Clinical laboratories undergo mandated proficiency testing for many of the tests they perform. There are 10-20 proficiency providers (some are state specific). Currently, CAP and CDC are involved in proficiency testing of HIV-1 RNA assays. The results of these proficiency evaluations are provided to HCFA and to the involved labs in the form of reports. In some cases, CDC proficiency testing reports are published. Both CAP and CDC will be offering proficiency panels this year to laboratories performing resistance testing. Proficiency testing will be voluntary during the first year. This quality assurance tool will be very important as some assays available through private laboratories (known as home brews) have a poor reputation in terms of both sensitivity and specificity.

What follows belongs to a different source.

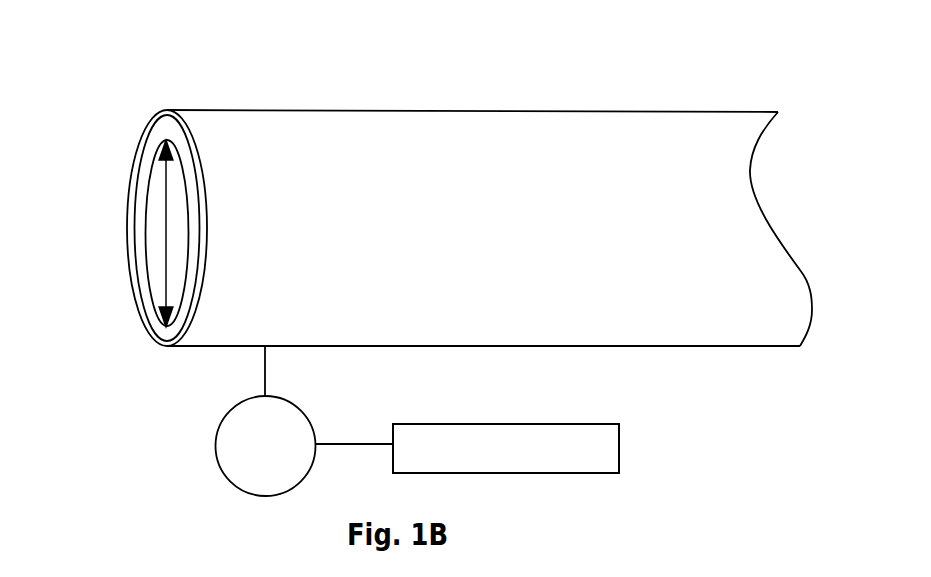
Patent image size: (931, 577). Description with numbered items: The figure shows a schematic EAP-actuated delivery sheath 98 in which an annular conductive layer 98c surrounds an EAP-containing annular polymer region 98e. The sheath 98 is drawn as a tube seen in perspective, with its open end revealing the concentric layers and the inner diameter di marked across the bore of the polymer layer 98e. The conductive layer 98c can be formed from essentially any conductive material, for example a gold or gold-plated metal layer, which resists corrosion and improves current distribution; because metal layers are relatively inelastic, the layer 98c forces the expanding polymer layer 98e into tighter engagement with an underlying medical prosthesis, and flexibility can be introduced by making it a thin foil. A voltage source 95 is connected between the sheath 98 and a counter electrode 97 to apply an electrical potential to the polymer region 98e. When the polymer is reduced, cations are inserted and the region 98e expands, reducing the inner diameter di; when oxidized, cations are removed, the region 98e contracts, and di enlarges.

Diagnostic tests are reimbursed based on CPT (Current Procedural Terminology) codes. These codes are developed by the American Medical Association (AMA) with input from CAP. In some cases, a specific test will have its own code; in other cases a combination of codes for the different processes involved in conducting the test are used. Currently, the only RNA amplification-based assays with their own CPT code are the quantitative HIV-1 RNA assays. Prior to the development of this CPT code, a combination of codes were used. This is the strategy being used for billing of resistance assays. Each third party payer determines its own policies regarding reimbursement for diagnostic tests. Medicaid (with individual state policies), Medicare (also administered through HCFA), HMOs and private insurers must all be considered.

Common language included on the printed results for a university-based antiretroviral resistance assay read, "This test result or one or more of its components was developed and its performance characteristics determined by the XX Clinical Laboratories. It has not been cleared or approved by the U.S. Food and Drug Administration. The FDA has determined that such clearance or approval is not necessary." The laboratory then bills various units of a number of CPT codes, for example RNA extraction (1), reverse transcription and PCR (multiple), gel electrophoresis (multiple), sequence assembly (multiple) and interpretation (multiple).

The current status of reimbursement for these assays is a murky area. Medical, California’s Medicaid program, appears to be reimbursing for resistance test; it is difficult to track the amount of reimbursement each lab is receiving, however. At least one of the companies involved in this area has hired a consultant who is lobbying the California state legislature regarding these issues. In some cases, private insurers and HMOs are paying, in other cases they are not. For example, Northern California Kaiser has a contract with the Stanford University Clinical Laboratory to provide their assay. FDA approval of one or more resistance assay kits will likely result in more consistent third party payer reimbursement policies. No assays have yet been submitted to the FDA.